10. An apparatus as defined in claim 9 wherein the images are indicative of an organ, the apparatus further comprising display means for displaying organ image data.

11. A system for multicoil image analysis, comprising: a processor; an imaging adapter in signal communication with the processor for receiving image data from each of a plurality of individual coils; an analysis unit in signal communication with the processor for analyzing the individual coil image data; and a reconstruction unit in signal communication with the processor for reconstructing at least one of a composite image and a plurality of individual coil images from the individual coil image data.

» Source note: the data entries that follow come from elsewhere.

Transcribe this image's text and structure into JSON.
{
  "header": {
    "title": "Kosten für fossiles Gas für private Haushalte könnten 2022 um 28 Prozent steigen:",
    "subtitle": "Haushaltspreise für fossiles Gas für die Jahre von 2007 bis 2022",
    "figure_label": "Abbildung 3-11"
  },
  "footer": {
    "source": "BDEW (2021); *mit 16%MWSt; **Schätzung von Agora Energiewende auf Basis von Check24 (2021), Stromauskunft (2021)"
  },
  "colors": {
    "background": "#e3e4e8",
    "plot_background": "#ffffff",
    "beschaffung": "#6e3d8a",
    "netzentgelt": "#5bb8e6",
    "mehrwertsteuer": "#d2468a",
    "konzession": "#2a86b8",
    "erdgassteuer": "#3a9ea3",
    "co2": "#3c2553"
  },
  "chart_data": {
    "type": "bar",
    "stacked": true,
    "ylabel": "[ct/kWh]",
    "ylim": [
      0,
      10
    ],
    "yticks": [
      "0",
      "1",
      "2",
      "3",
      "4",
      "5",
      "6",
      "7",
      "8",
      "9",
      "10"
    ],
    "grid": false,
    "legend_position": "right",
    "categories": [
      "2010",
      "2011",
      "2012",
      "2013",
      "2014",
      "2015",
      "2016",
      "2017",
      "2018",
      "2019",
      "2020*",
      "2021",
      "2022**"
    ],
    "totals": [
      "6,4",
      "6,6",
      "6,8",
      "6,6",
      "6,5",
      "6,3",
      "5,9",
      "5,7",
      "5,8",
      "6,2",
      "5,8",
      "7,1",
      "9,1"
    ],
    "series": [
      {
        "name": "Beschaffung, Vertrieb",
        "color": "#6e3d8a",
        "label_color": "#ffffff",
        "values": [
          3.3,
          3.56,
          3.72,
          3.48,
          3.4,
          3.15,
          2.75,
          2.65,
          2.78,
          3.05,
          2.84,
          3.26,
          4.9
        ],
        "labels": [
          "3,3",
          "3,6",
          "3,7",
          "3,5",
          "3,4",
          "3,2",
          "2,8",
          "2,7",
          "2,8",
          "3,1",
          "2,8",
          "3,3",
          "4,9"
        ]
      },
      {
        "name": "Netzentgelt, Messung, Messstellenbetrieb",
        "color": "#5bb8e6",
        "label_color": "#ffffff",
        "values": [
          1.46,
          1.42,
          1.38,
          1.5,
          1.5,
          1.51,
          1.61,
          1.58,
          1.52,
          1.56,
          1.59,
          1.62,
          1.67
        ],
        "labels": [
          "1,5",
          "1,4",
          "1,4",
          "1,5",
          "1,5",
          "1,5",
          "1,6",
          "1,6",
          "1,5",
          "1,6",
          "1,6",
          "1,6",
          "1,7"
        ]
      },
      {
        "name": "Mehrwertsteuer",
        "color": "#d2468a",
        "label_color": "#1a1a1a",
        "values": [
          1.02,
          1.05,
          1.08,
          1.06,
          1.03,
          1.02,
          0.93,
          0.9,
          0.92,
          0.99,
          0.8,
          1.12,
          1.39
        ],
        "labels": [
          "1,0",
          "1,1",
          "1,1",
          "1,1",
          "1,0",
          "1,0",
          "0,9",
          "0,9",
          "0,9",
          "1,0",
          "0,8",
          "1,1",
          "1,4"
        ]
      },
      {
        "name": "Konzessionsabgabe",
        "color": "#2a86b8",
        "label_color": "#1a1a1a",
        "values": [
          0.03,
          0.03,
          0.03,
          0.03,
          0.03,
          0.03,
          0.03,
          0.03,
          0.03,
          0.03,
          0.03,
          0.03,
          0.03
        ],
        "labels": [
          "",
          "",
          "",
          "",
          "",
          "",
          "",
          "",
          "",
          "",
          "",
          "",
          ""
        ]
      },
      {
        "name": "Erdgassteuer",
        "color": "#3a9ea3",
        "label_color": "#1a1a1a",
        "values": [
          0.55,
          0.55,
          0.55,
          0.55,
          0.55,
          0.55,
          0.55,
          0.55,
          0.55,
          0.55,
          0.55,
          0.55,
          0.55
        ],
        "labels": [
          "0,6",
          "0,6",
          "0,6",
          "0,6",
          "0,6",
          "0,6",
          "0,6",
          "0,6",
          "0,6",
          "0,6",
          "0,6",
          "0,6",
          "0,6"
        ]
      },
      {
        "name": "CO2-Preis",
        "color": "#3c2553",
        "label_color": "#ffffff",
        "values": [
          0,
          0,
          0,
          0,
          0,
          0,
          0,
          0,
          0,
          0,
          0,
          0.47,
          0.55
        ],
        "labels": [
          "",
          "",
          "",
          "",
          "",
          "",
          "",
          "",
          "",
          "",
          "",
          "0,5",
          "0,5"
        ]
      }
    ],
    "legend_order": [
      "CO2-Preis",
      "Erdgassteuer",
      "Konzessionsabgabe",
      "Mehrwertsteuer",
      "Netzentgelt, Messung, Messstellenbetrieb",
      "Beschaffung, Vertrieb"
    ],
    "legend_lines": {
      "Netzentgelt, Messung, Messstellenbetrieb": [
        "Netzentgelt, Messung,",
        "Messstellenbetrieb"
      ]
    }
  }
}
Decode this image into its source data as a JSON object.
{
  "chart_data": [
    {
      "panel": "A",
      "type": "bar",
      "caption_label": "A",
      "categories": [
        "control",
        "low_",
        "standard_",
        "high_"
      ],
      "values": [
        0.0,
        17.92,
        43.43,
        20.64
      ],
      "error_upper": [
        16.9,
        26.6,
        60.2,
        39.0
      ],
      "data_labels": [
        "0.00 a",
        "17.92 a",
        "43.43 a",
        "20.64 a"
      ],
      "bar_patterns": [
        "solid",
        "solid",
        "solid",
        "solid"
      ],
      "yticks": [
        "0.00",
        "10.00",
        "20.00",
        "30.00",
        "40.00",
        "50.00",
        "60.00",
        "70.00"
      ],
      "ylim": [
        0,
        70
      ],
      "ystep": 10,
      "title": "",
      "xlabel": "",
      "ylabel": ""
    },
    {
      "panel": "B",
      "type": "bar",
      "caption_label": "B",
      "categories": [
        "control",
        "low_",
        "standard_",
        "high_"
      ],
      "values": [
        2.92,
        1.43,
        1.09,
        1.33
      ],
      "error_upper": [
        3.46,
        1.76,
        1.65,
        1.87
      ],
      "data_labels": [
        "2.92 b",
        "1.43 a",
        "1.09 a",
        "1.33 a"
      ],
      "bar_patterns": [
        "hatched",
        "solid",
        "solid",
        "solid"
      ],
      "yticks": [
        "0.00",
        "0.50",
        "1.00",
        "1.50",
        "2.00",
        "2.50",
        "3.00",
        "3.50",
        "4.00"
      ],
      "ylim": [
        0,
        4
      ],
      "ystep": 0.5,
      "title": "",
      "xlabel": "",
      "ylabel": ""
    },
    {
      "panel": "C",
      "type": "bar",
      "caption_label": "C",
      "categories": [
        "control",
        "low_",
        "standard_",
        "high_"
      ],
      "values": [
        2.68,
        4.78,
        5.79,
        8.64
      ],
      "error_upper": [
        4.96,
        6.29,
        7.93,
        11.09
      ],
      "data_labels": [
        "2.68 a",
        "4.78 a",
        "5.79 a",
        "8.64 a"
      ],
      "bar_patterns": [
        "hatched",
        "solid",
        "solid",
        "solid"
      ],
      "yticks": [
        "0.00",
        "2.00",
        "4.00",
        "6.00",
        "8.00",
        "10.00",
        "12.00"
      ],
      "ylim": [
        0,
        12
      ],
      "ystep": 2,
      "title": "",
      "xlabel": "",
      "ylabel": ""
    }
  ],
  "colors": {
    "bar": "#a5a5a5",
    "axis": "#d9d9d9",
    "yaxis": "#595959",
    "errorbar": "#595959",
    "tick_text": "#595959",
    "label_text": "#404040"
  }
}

12. A system as defined in claim 11 wherein the processor renders the image data as a 3D image about a region of interest in response to the analysis.

13. A system as defined in claim 12, further comprising a display adapter in signal communication with the processor for displaying the rendered 3D image.

14. A system as defined in claim 13, further comprising a user interface adapter for checking the image quality.

15. A system as defined in claim 11 wherein the image is indicative of an organ.

16. A program storage device readable by machine, tangibly embodying a program of instructions executable by the machine to perform program steps for multicoil image analysis, the program steps comprising: receiving image data from each of a plurality of individual coils; analyzing the individual coil image data; and reconstructing at least one of a composite image and a plurality of individual coil images from the individual coil image data.

17. A device as defined in claim 16, the program steps further comprising registering the reconstructed composite image with at least one other image in response to the analysis.

18. A device as defined in claim 16, the program steps further comprising segmenting the reconstructed composite image in response to the analysis.

19. A device as defined in claim 16 wherein the reconstructed image is indicative of an organ.

20. A device as defined in claim 16 wherein the reconstructed image is indicative of a beating heart.